Потом стали попадаться проклюнувшиеся сквозь песок былинки багрово-фиолетового, как основная масса наземной растительности Антакальдии, цвета. Вскоре его тащили по сплошному ковру красно-синей травы, под которой змеились корни местных деревьев. Яцек то и дело пересекал полосы тени от из причудливо искривленных стволов.
Пустышники семенили рядом, удерживая на весу верхнюю половину тела Яцека. В поле зрения, ограниченное рамкой закрытого визора, то и дело мелькали тонкие опорные ножки аборигенов, покрытые замысловатыми спиралями цветных узоров.
Наконец движение замедлилось, а потом и вовсе остановилось.

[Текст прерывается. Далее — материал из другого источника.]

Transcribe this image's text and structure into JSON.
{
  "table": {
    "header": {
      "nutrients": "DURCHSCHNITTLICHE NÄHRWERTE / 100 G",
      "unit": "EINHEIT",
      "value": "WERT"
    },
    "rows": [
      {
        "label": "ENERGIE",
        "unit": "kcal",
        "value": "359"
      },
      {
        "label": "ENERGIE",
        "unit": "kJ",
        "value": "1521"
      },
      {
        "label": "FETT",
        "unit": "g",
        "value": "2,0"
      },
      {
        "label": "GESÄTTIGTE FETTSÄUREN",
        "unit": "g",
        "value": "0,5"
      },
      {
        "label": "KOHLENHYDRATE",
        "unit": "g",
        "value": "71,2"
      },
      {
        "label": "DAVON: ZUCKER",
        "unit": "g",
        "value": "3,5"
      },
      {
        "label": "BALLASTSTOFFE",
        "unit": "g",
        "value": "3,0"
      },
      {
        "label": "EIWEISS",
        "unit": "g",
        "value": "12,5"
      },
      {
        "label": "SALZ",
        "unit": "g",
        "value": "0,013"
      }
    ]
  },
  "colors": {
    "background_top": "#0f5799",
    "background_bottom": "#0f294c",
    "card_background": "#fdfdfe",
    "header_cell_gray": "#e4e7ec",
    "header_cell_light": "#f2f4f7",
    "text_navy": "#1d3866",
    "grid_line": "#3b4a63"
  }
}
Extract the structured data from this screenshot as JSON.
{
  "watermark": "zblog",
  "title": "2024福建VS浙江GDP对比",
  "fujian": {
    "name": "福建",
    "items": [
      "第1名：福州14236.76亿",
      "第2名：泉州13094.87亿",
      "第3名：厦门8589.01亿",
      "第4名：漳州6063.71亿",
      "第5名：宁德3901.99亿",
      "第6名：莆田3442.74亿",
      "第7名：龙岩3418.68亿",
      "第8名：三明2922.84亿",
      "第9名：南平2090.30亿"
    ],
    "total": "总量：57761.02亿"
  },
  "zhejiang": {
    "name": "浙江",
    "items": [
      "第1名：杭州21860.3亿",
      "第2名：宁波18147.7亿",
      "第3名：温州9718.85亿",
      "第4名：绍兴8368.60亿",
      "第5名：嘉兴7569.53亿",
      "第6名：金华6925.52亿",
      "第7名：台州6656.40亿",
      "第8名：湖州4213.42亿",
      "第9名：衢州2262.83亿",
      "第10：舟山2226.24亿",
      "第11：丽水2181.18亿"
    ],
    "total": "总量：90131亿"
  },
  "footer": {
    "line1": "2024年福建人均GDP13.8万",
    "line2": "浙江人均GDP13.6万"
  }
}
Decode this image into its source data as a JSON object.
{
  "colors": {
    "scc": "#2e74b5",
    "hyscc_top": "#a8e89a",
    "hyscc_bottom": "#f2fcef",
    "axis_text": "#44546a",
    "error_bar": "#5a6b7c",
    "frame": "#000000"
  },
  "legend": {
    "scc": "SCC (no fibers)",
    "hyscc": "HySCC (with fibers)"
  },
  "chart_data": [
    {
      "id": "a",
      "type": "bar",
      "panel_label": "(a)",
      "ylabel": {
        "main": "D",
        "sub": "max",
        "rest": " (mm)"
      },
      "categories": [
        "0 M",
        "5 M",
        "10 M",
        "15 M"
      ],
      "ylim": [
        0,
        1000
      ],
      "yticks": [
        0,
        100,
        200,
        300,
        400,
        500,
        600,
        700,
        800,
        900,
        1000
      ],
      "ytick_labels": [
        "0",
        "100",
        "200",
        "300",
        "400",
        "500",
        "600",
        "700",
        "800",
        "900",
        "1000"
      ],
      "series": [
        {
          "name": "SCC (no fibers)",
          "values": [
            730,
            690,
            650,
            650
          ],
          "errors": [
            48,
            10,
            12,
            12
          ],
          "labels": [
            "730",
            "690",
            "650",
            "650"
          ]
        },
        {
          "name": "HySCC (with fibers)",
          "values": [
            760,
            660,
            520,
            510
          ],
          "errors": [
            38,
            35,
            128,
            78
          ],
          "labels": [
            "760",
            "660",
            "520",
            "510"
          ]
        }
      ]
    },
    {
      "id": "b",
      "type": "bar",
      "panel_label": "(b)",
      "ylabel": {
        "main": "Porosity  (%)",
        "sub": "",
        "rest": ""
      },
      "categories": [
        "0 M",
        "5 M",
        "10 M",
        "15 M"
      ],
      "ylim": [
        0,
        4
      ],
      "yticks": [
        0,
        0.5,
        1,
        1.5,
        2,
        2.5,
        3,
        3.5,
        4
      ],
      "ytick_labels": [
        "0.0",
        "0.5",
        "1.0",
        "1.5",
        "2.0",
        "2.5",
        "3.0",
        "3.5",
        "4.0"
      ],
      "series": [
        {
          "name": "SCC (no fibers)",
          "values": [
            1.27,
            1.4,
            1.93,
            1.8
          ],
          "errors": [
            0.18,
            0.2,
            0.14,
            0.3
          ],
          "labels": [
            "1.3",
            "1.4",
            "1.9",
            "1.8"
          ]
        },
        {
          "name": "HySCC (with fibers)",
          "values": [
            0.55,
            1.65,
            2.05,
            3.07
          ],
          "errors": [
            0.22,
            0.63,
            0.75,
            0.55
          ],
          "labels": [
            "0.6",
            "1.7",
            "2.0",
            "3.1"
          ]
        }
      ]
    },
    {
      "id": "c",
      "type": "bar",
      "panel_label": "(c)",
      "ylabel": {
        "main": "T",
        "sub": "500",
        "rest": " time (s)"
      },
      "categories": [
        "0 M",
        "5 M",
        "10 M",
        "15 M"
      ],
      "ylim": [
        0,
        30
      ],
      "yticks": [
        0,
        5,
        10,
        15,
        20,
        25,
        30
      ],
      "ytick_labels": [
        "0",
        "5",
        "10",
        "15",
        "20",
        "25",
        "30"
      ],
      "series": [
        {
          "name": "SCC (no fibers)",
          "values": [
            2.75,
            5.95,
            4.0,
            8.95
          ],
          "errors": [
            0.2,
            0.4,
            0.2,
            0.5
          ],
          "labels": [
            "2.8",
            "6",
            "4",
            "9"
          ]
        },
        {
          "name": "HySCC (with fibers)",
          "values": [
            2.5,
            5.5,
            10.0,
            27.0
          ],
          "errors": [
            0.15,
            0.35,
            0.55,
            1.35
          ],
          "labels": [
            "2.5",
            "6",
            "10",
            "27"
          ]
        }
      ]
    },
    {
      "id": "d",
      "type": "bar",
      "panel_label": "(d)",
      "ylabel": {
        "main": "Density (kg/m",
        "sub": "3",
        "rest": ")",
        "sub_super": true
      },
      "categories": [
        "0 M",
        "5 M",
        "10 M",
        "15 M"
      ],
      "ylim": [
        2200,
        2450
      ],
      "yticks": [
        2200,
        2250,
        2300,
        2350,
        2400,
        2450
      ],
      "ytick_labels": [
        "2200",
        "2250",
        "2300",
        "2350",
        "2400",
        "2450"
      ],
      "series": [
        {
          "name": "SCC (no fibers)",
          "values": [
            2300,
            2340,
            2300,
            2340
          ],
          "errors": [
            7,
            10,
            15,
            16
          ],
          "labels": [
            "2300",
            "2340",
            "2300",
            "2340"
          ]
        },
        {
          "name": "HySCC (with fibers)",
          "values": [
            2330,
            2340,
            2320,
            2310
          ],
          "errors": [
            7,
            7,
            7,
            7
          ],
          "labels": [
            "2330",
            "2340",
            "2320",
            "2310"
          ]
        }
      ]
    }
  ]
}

Яцека бережно подняли на ноги и усадили на помост из древесных сучьев, отдаленно напоминающий кресло. Руки и ноги легли в специально подогнанные под пропорции человеческого тела лотки. Хрящеруки отпустили его — а кресло вздрогнуло, оживая, и опутало Яцека щупальцами лиан, удерживая его бережно, но крепко. Так крепко, что сразу становилось понятно: вырваться из древесных объятий не удалось бы, даже когда Яцек был крепок и полон сил, когда не был истощен физически и морально постоянным недоеданием и безнадегой.
Яцек, подняв голову, огляделся. Пустышники притащили его на крохотную площадь посреди своего наземного общедома. Плетеные из водорослей и лиан стены ограничивали видимость, края многоскатных крыш, покрытых черепицей из склеенного слизью песка, нависали над головой, истончающиеся ветвистые шпили сплетались в вышине ажурным куполом, под которым порхали, как бабочки, многокрылые птицерыбы.
Прямо перед Яцеком на большом плоском камне сидел Епископ.
Многоцветное тело Епископа было сложено из тел десятков простых пустышников. Сплетаясь конечностями, они слагали некое подобие антропоморфной фигуры, у которой было не в пример меньше рук и ног, чем у самих аборигенов. Радужный нарост венчал покатые плечи Епископа, заостряясь на конце, словно митра.
На «митре» явно не хватало навершия — просто так, для целостности образа.
Епископ смотрел на Яцека сотнями глаз пустышников, из которых состоял. Глаза были рассеяны по его телу безо всякой понятной человеку системы. На «голове» их было десятка полтора, и направлены они были во все стороны разом. Конус головы вздувался и опадал, пустышники в нем влажно пошевеливались. Внешние динамики донесли до ушей Яцека их песню. Больше всего издаваемые пустышниками звуки напоминали громогласное мурлыкание увеличенного раз в двадцать кота. В них столь же явственно чувствовалось полное довольство и примирение с мирозданием.